Secondo quanto riportato da alcune fonti, la Corte suprema del Bangladesh sarebbe impegnata a togliere all’Islam il ruolo di religione ufficiale di Stato. Un declassamento storico che mira a limitare gli attacchi jihadisti sul territorio e che piace soprattutto alle molte minoranze religiose presenti nel Paese.
Ha l’apparenza della provocazione, ma per molti potrebbe essere sia una soluzione concreta alla minaccia già concretizzata dall’estremismo radicale sovente connesso alla politica, sia uno strumento per bloccare la crescente influenza di movimenti jihadisti globali, a partire dall’Isis che cerca in ogni modo di estendere la sua influenza nel Sud-Est asiatico.
Ma di cosa stiamo parlando? La Corte suprema del Bangladesh è stata indicata da diversi mass media come impegnata a considerare sollecitazioni atte a togliere all’Islam il ruolo di religione ufficiale. Un declassamento della fede maggioritaria che vorrebbe limitare i frequenti e anche mortali attacchi contro esponenti di minoranze religiose e di elementi laicisti contrari all’influenza della religione sulla società che sia frutto di imposizione.
Il 21 febbraio un officiante indù è stato ucciso, ancora una volta con coltellacci, da individui che hanno assalito il tempio di cui era responsabile. Feriti anche due devoti presenti. Ancora una volta Isis ha rivendicato il fatto di sangue su Twitter con un comunicato della sua agenzia d’informazione Amaq. Ancora una volta una rivendicazione segnalata da Site, gruppo internazionale che si occupa da tempo di verificare le attività su Internet dell’auto-proclamato califfato.

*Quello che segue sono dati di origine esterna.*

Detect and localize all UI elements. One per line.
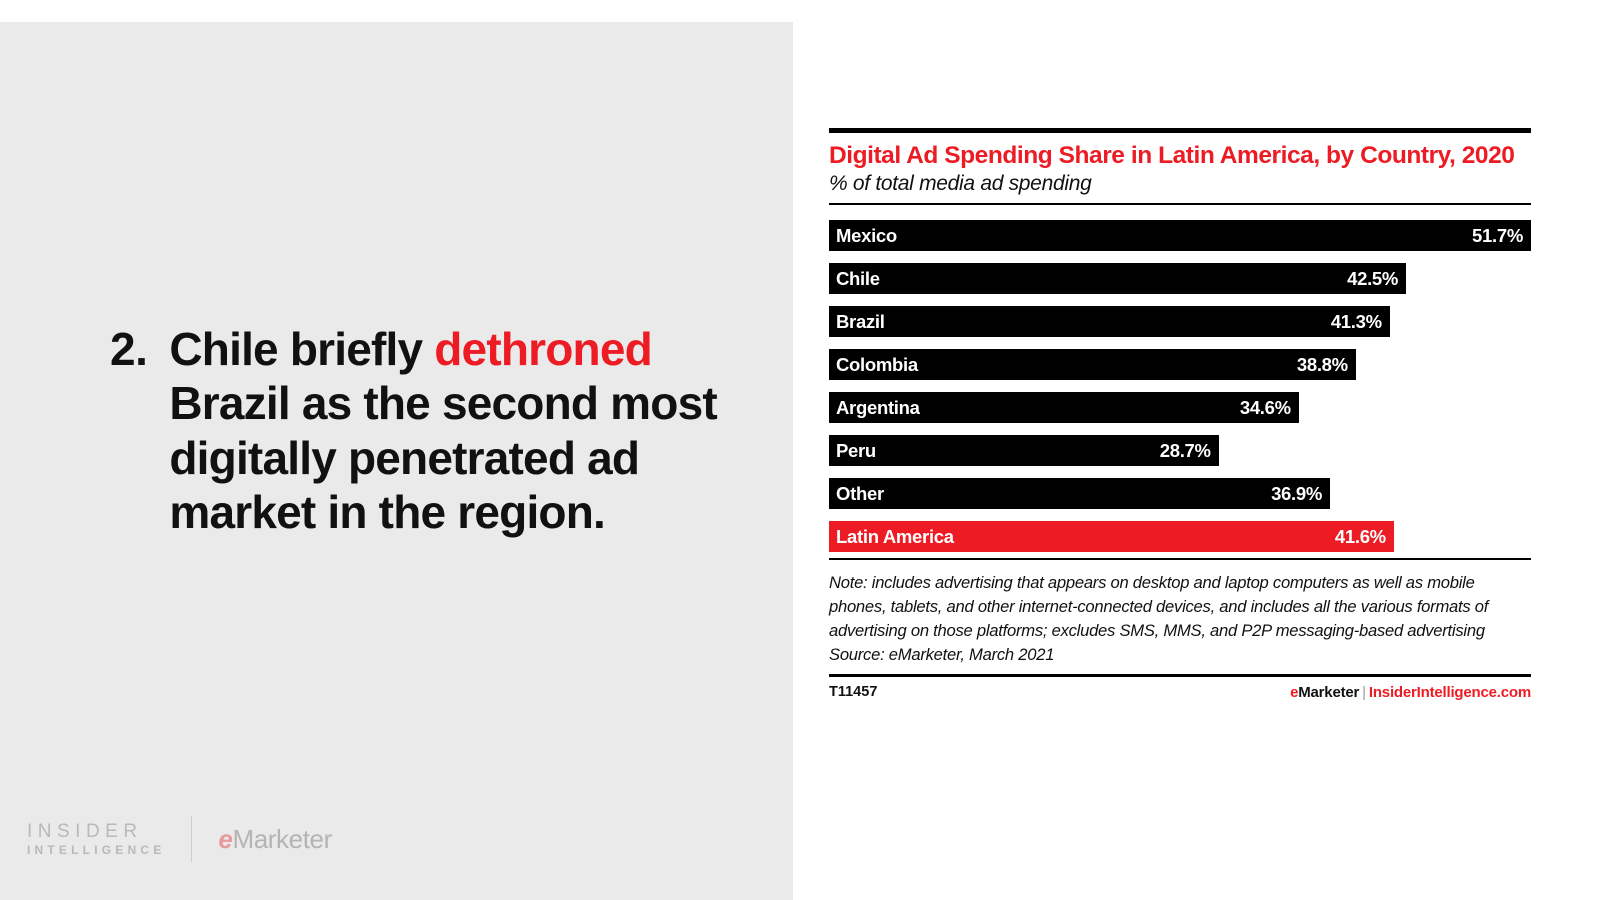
- footer-brand-e: e: [1290, 684, 1298, 701]
- bar: Chile42.5%: [829, 263, 1406, 294]
- bar-category-label: Mexico: [836, 225, 897, 247]
- headline-part-2: Brazil as the second most digitally pene…: [169, 377, 717, 538]
- chart-card: Digital Ad Spending Share in Latin Ameri…: [829, 128, 1531, 701]
- bar: Peru28.7%: [829, 435, 1219, 466]
- footer-brand-site[interactable]: InsiderIntelligence.com: [1369, 684, 1531, 701]
- slide-canvas: 2. Chile briefly dethroned Brazil as the…: [0, 0, 1600, 900]
- emarketer-logo: eMarketer: [218, 824, 331, 855]
- chart-title: Digital Ad Spending Share in Latin Ameri…: [829, 133, 1531, 170]
- bar-row: Brazil41.3%: [829, 300, 1531, 343]
- chart-note-text: Note: includes advertising that appears …: [829, 565, 1531, 643]
- bar-chart-plot: Mexico51.7%Chile42.5%Brazil41.3%Colombia…: [829, 205, 1531, 558]
- footer-brand-separator: |: [1359, 684, 1369, 701]
- bar-value-label: 34.6%: [1222, 397, 1291, 419]
- bar-row: Argentina34.6%: [829, 386, 1531, 429]
- bar-category-label: Colombia: [836, 354, 918, 376]
- chart-footer: T11457 eMarketer|InsiderIntelligence.com: [829, 677, 1531, 701]
- bar: Brazil41.3%: [829, 306, 1390, 337]
- bar-category-label: Chile: [836, 268, 880, 290]
- bar-category-label: Brazil: [836, 311, 885, 333]
- bar-value-label: 36.9%: [1253, 483, 1322, 505]
- bar-value-label: 51.7%: [1454, 225, 1523, 247]
- headline-block: 2. Chile briefly dethroned Brazil as the…: [110, 322, 730, 539]
- chart-id-label: T11457: [829, 684, 877, 700]
- chart-source-text: Source: eMarketer, March 2021: [829, 643, 1531, 674]
- insider-logo-line-1: INSIDER: [27, 820, 165, 844]
- bar-category-label: Peru: [836, 440, 876, 462]
- bar-row: Peru28.7%: [829, 429, 1531, 472]
- bar-row: Mexico51.7%: [829, 214, 1531, 257]
- chart-footer-brand: eMarketer|InsiderIntelligence.com: [1290, 684, 1531, 701]
- headline-part-1: Chile briefly: [169, 323, 434, 375]
- headline-highlight-word: dethroned: [434, 323, 652, 375]
- brand-logo-lockup: INSIDER INTELLIGENCE eMarketer: [27, 816, 332, 862]
- bar: Latin America41.6%: [829, 521, 1394, 552]
- chart-notes: Note: includes advertising that appears …: [829, 560, 1531, 674]
- logo-divider: [191, 816, 192, 862]
- bar-row: Other36.9%: [829, 472, 1531, 515]
- bar-value-label: 28.7%: [1142, 440, 1211, 462]
- bar-value-label: 41.6%: [1317, 526, 1386, 548]
- headline-text: Chile briefly dethroned Brazil as the se…: [169, 322, 730, 539]
- bar: Colombia38.8%: [829, 349, 1356, 380]
- bar: Argentina34.6%: [829, 392, 1299, 423]
- emarketer-logo-e: e: [218, 824, 232, 854]
- left-content-panel: 2. Chile briefly dethroned Brazil as the…: [0, 22, 793, 900]
- chart-subtitle: % of total media ad spending: [829, 170, 1531, 203]
- bar-category-label: Latin America: [836, 526, 954, 548]
- bar: Mexico51.7%: [829, 220, 1531, 251]
- bar-value-label: 41.3%: [1313, 311, 1382, 333]
- bar-row: Chile42.5%: [829, 257, 1531, 300]
- insider-intelligence-logo: INSIDER INTELLIGENCE: [27, 820, 165, 859]
- insider-logo-line-2: INTELLIGENCE: [27, 843, 165, 858]
- bar: Other36.9%: [829, 478, 1330, 509]
- emarketer-logo-rest: Marketer: [232, 824, 331, 854]
- bar-value-label: 42.5%: [1329, 268, 1398, 290]
- bar-row: Latin America41.6%: [829, 515, 1531, 558]
- bar-value-label: 38.8%: [1279, 354, 1348, 376]
- bar-category-label: Other: [836, 483, 884, 505]
- footer-brand-marketer: Marketer: [1298, 684, 1359, 701]
- bar-row: Colombia38.8%: [829, 343, 1531, 386]
- headline-number: 2.: [110, 322, 147, 376]
- bar-category-label: Argentina: [836, 397, 920, 419]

Una iniziativa in sordina, quella della corte, per non suscitare ulteriore animosità. Ricordiamo, dopo l’ondata di aggressioni anche letali verso intellettuali e blogger laicisti tra febbraio e agosto 2015, l’aggressione il 18 novembre al missionario del Pime padre Piero Parolari, la seconda contro un italiano dopo quella che è costata la vita il 29 settembre, nella capitale Dhaka, al cooperante Cesare Tavella. Il missionario lecchese era stato anche il secondo sacerdote colpito dalla nuova ondata di aggressioni dopo l’accoltellamento del bengalese padre Luke Sarkar, avvenuto il 5 ottobre nella sua parrocchia di Pabna. L’attentato a Tavella, come quello pure mortale del 3 ottobre al consulente agrario giapponese Kunio Hoshi nel distretto settentrionale di Rangpur hanno segnalato con chiarezza una matrice nuova, diversa da quella tradizionale. Il coinvolgimento dell’Isis, ufficialmente negato finora, sembra tuttavia più che probabile.

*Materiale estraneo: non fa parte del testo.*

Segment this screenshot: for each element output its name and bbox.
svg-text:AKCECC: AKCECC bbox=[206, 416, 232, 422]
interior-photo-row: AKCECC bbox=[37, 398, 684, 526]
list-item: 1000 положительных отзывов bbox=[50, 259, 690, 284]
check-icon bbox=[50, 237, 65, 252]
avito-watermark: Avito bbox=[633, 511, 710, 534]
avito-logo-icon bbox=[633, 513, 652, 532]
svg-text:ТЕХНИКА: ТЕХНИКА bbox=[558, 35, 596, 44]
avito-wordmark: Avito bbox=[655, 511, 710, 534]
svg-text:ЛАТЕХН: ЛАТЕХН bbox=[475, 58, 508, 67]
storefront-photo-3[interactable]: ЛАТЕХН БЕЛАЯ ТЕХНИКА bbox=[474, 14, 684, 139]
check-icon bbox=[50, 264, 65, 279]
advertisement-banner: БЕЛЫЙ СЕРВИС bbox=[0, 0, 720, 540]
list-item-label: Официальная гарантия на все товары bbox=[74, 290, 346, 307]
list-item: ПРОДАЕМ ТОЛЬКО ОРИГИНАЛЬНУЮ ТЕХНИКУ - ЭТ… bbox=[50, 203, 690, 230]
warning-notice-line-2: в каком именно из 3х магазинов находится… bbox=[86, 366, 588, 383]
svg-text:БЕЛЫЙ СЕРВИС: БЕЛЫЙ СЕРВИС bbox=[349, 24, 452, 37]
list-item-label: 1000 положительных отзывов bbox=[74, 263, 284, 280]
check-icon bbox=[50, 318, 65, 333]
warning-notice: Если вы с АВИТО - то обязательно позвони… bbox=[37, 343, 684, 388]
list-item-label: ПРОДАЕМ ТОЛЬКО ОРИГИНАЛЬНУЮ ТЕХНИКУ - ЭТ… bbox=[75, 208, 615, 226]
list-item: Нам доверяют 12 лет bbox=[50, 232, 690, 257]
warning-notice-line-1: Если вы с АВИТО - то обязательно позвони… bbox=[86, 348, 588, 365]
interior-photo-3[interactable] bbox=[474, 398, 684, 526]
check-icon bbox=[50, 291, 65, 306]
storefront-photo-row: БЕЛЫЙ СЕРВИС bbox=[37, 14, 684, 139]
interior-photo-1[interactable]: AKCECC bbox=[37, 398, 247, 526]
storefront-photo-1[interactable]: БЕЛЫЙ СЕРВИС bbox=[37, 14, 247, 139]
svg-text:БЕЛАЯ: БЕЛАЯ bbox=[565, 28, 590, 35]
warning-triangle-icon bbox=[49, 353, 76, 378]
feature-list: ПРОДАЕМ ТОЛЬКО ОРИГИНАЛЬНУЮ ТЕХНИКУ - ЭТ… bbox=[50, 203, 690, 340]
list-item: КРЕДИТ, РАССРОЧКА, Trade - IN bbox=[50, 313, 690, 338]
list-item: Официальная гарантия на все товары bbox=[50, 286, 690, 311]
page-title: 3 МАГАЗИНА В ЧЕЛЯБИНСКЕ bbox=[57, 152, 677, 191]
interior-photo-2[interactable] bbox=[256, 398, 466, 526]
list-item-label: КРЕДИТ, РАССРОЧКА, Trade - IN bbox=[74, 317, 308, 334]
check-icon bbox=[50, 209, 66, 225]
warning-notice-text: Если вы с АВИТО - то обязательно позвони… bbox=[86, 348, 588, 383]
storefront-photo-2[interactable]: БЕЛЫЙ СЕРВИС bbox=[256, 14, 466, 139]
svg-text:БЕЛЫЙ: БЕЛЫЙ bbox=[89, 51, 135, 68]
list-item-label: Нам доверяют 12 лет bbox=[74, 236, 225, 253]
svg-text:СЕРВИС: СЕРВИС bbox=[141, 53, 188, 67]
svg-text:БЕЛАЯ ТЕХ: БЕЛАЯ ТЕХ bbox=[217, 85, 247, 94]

Il Bangladesh, nato dalla separazione dal Pakistan nel 1971 e come questo parte della separazione traumatica del 15 agosto 1947 tra un’India a maggioranza indù e una nazione bicefala a maggioranza musulmana, si è dato l’islam come religione ufficiale con un emendamento costituzionale nel 1988. Motivazioni diverse, anche di opportunità politica, hanno portato a questa scelta, da subito avversata dalle minoranza religiose (il 10 per cento dei 160 milioni di abitanti) come discriminatoria e ora impugnata davanti al massimo organo giudiziario del paese.
Lo stesso che negli ultimi anni ha dovuto lavorare alacremente sulle richieste di ultima istanza per una serie di condanne alla pena capitale per leader politici di ideologia islamista radicale condannati non tanto per attività criminose attuali ma in buona parte per i delitti compiuti, secondo l’accusa, durante la sanguinosa guerra di liberazione come collaborazionisti del governo pachistano.
Una situazione, quella attuale del Bangladesh, complessa, che il governo guidato da sette anni dalla signora Sheikh Hasina Wazed e dalla sua Lega Awami (già al potere tra il 1996 e il 2001) gestisce con un misto di pugno di ferro verso l’opposizione (e il Jamaat-e-Islam che ne fa parte), di concessioni alle pressioni di diplomazie preoccupate per la crescita di reclutamento terroristico e di attentati nel paese e di necessaria tutela per i gruppi che si oppongono al controllo degli islamisti.